Patenschaften: 2020 stieg die Zahl unserer Patenschaften weiterhin an. Gerade heute ist ein 12-jähriges Mädchen dazugekommen. Das sehr schüchterne Mädchen, das die 5. Klasse beendet, aber große Schwierigkeiten beim Schreiben hat, schrieb mit Hilfe ihrer Mama unter großen Mühen einen kleinen Brief an den/die zukünftige/n Paten:In, in der Hoffnung bald Patenkind zu sein. Der Vater des Kindes sitzt seit vielen Jahren im Gefängnis und wird wohl noch mindestens 10 Jahre dort verbringen müssen. Der ältere Bruder ist bei einem häuslichen Unfall ums Leben gekommen, die ältere Schwester leidet unter einem noch nicht verarbeiteten Trauma und die älteste Schwester ist geistig behindert. Dazu kommt die schwere rheumatische Erkrankung der Mutter, die kaum noch ihre verkrümmten, schmerzenden Finger bewegen kann.
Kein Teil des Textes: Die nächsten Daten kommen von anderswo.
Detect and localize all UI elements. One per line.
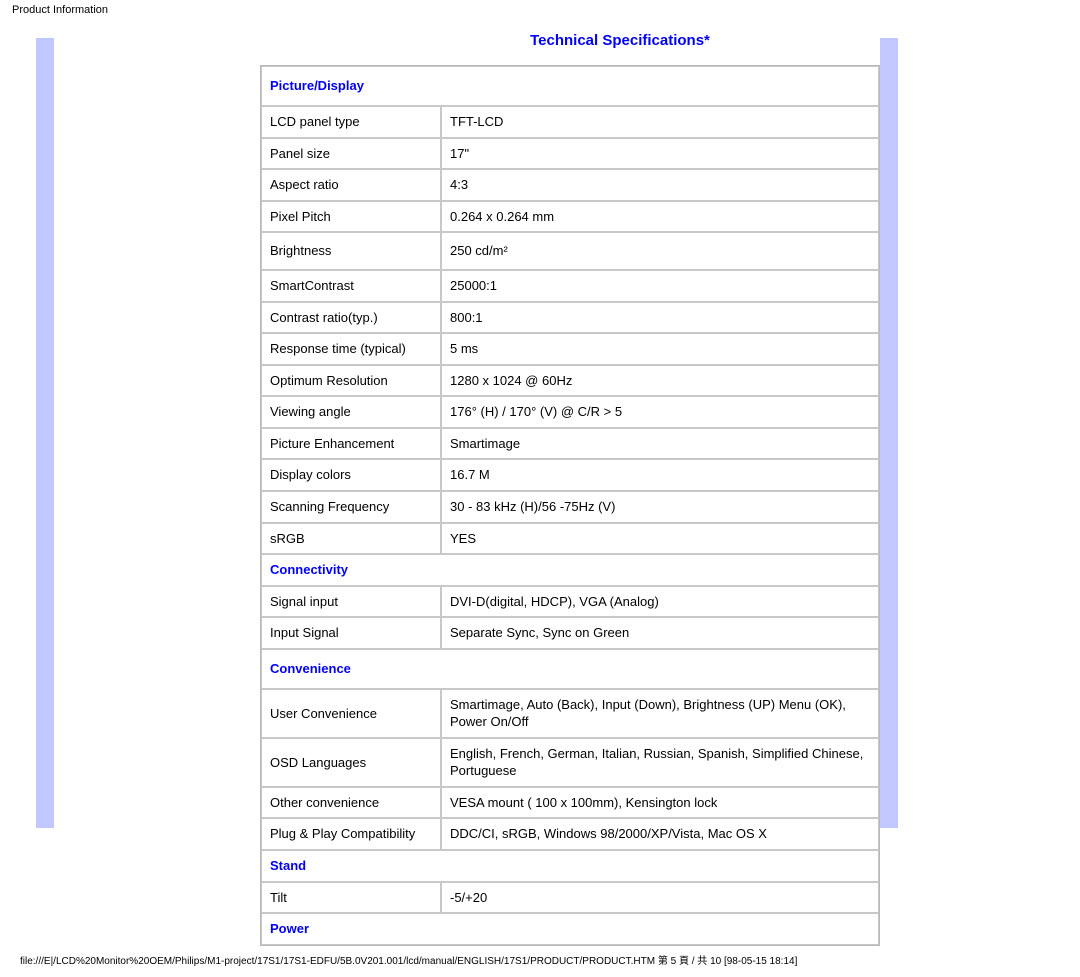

Wer ein bolivianisches Kind als Patenkind annehmen kann und möchte, schreibe mir bitte unter paten@soforthilfe-lapaz.org

Gefängnisarbeit: Jugendgefängnisse, Männer-, und eines der 2 Frauengefängnisse sind völlig abgeriegelt. Dies gilt selbst für uns, die wir jahrelang mit diesen Institutionen zusammengearbeitet haben. Wir hoffen sehr, dass sich 2021 die Pforten wieder öffnen.

Kinderheim Minka: 

Mit den dort lebenden 16 missbrauchten Mädchen zwischen 9 und 17 Jahren zu arbeiten, diese besuchen und ein bisschen Farbe in ihr tristes Leben bringen zu können, war ein Geschenk des Himmels. Ende 2019 und Anfang 2020 mussten wir mit Hilfe des Jugendamtes 4 Mädchen aus ihrer (Stief)Familie herausholen; sie litten unter Gewalt und Missbrauch. Das Sorgerecht wurde den (Stief)Eltern nach langem Tauziehen entzogen. So kamen wir in Kontakt mit dem Kinderheim Minka und den dort lebenden Mädchen. Seit Mitte Juli können wir einen ganzen Vormittag wöchentlich mit ihnen verbringen. Herausfordernd, nicht ganz einfach, aber erfüllend.

Wir sind froh und dankbar, dass wir uns entschieden haben, in dieser Pandemie weiterzuarbeiten und nicht, wie manch andere Organisation, die Arbeit ruhen zu lassen. Rückblickend auf die letzten Monate können wir sagen: Es hat sich wirklich gelohnt am Ball zu bleiben und mit den vielschichtigen Veränderungen eine etwas andere, aber nicht weniger wichtige Arbeit aufzubauen und ins Leben zu rufen. 

Wir sagen Danke zu Gott, der selbst immer am Arbeiten, Schenken und Helfen ist.

Wir sagen Danke zu Euch, liebe Freunde, Beter, Spender:Innen für alle kreativen Ideen und Anregungen. Danke für eure Anteilnahme, euer Mitdenken und die zahlreichen E-Mails, WhatsApp-Nachrichten und Briefe. DANKE.